The Hamtramck city council of six members now has four Muslims — one Yemeni and three Bangladeshi — on its panel, making last Tuesday’s election a historical one for the United States.
Polish Catholics used to comprise 90% of Hamtramck’s population back in the 1970s, but the situation in this Detroit enclave changed dramatically due to immigration from the Middle East and Bangladesh, and higher birth-rates of the newcomers.
According to the latest US census poll, the city of some 22,000 is now 24% Arab, mostly Yemeni, 19%African American, 15% Bangladeshi, while its Slavic Polish and Yugoslavian — mostly Muslim — populations are currently at 12 and 6 percents, respectively.
One of the winners of November 3 elections is Saad Almasmari, 28, a Yemeni who moved to the US in 2009 and received American citizenship four years ago. He received the highest percentage of votes, at 22%.

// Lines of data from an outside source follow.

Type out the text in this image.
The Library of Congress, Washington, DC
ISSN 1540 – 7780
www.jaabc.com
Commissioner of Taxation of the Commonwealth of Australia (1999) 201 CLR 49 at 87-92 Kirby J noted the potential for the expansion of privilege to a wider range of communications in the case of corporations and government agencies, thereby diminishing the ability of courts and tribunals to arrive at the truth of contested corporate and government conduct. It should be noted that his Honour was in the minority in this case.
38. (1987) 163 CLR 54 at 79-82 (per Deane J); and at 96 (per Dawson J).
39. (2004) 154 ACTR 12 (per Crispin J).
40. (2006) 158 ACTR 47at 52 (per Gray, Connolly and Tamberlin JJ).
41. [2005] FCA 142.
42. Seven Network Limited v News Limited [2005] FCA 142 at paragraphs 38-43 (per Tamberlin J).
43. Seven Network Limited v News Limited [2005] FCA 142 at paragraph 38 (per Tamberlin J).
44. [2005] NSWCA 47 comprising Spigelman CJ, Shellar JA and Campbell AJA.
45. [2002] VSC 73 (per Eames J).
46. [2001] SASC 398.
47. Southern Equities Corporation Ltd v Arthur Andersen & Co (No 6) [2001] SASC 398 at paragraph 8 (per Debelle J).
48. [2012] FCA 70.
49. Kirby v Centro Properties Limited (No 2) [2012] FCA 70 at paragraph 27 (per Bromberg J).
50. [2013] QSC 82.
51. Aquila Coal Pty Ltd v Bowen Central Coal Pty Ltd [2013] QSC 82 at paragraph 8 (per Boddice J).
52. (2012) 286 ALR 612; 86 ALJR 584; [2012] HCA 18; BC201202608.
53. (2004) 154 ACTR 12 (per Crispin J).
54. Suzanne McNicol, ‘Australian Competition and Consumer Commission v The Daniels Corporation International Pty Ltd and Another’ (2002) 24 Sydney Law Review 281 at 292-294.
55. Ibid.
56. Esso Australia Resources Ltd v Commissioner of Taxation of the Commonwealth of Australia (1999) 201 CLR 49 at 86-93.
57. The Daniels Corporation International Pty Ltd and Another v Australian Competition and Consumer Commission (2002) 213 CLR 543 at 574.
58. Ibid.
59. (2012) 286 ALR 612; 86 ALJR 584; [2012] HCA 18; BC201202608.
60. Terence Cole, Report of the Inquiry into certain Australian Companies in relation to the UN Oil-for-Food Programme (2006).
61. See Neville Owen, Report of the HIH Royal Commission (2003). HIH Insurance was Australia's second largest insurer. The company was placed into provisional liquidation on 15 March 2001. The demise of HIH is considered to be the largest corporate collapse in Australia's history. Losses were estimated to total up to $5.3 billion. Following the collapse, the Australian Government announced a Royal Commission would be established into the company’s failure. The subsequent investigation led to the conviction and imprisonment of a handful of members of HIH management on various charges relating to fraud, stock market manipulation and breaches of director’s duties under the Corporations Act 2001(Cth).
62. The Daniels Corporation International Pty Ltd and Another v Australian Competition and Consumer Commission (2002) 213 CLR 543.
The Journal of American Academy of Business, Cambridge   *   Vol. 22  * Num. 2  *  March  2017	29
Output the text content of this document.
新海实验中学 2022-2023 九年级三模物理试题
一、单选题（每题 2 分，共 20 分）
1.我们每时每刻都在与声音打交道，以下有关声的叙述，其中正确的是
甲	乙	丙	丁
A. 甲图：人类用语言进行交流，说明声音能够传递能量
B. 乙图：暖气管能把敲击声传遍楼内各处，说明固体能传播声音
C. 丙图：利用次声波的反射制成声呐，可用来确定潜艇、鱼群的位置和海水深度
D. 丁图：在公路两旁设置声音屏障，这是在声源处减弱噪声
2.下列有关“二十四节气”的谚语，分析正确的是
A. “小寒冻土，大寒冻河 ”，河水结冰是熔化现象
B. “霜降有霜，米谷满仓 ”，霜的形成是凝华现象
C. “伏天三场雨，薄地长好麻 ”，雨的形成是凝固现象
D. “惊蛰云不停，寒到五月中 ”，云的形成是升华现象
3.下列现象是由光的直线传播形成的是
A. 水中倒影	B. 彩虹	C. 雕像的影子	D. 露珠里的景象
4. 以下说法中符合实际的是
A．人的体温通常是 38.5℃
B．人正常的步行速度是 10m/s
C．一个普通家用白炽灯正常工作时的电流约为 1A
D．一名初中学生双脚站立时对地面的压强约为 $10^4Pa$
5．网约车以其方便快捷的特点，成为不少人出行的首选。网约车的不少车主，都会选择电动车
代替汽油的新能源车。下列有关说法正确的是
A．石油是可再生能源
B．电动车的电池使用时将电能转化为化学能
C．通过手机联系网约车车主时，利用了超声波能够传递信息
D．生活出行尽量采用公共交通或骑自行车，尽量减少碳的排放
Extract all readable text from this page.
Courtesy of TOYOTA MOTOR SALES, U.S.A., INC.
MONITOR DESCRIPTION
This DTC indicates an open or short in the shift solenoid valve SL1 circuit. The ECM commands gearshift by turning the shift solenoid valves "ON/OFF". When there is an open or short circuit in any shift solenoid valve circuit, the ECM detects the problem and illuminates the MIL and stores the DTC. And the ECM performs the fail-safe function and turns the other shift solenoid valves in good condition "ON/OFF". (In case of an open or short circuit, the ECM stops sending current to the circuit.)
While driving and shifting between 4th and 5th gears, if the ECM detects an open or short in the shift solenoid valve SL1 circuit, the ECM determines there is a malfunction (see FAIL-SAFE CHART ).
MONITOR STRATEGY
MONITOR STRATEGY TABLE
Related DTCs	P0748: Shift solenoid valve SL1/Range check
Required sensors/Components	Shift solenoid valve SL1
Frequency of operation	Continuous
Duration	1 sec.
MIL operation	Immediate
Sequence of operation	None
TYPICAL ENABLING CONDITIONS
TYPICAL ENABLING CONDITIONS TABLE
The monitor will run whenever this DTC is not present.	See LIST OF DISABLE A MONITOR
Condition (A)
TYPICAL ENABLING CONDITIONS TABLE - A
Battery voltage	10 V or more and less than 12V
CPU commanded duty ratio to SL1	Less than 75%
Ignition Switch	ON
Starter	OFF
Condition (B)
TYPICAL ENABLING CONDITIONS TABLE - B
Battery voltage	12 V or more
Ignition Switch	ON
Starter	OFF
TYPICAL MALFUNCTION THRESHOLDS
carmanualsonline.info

Yemeni American candidate Saad Almasmari won first place in the Hamtramck City Council elections. pic.twitter.com/RVaoG7IJlp
— Arab American News (@theaanews) November 4, 2015
“Although we are Muslims, it doesn’t have anything to do with serving the community,” Almasmari commented to ABC. “It’s not about religion. It’s not about Muslim unity. We are planning to work for everyone.”
In the past, Hamtramck made history by becoming the first US town to allow mosques to broadcast calls to prayer via loudspeakers on the streets in 2004. The city council had one Muslim member at that time.